"You open your hand. You reach out for something. I want, I want, give it to me. First the soft rabbit, the shiny spoon. The bath toy. You open your hand to the world and expect the world to put something back in it.

"Transaction.

"Once the transactions begin, the baby gets interesting.

"In school a raised hand means you have a question, or you know. Sometimes the arm is very heavy. It is hard to raise up, but something tells you your life will be worse if you don't. I'll take a guess.

"Years later, on a city street, you lift your arm, freeze your fingers at a certain imploring angle or wave them back and forth and expect something to stop for you. Pick you up. Drive you. Drop you off.
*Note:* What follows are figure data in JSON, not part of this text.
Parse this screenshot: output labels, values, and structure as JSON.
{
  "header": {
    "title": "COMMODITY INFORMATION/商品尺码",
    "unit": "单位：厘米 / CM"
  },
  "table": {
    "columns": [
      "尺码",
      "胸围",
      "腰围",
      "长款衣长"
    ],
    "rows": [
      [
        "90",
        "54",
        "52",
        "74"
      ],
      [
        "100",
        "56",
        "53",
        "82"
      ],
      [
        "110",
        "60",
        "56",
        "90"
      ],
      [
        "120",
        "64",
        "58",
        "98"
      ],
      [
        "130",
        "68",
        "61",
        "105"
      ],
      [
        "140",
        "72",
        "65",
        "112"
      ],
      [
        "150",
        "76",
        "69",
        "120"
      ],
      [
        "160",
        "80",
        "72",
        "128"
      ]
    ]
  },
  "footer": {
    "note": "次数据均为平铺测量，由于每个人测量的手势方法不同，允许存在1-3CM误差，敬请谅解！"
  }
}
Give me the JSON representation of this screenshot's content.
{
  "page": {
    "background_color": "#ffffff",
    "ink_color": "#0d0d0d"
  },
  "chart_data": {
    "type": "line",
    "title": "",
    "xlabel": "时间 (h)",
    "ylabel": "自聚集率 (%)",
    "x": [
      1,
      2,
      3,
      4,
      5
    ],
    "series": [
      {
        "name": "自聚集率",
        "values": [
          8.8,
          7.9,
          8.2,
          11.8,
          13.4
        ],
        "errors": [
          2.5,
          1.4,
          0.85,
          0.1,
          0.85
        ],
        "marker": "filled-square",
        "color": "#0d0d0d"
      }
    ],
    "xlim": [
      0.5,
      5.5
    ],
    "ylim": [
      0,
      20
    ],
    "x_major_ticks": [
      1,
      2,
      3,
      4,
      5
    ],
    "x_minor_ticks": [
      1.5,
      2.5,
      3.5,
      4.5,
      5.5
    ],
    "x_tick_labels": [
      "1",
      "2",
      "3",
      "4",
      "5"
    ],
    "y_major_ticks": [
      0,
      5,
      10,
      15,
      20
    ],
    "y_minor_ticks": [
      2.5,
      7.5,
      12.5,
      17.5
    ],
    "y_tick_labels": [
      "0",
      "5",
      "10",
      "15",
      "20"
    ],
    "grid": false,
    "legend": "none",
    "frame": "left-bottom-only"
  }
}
"Sometimes there is a meter. You try not to watch it. Watching makes the numbers increase more quickly. You try to notice the scene outside the window. Cardboard boxes being unloaded in front of delicatessens. A large sack of fresh clams on top of a pile of groceries on a rolling dolly. Sunlight is falling onto the clams. "Get those clams into a refrigerator quickly," you want to call out the window. But they are not your clams and you are gone, gone, gone.

"Sometimes there is a set price. Sometimes, especially in other countries, you can't understand what the price is going to be and you still take the taxi, worried for the whole ride. Then at the other end there is some negotiating to deal with. Sometimes it is easy.

"Many times you get a bonus. A taxi driver tells you one wondrous thing during the journey. It rings in your ears all day.

"An impeccably neat driver from Ghana in Washington, D.C., told me he could solve all the government's problems in two weeks if given the chance. But no one had asked for his advice yet."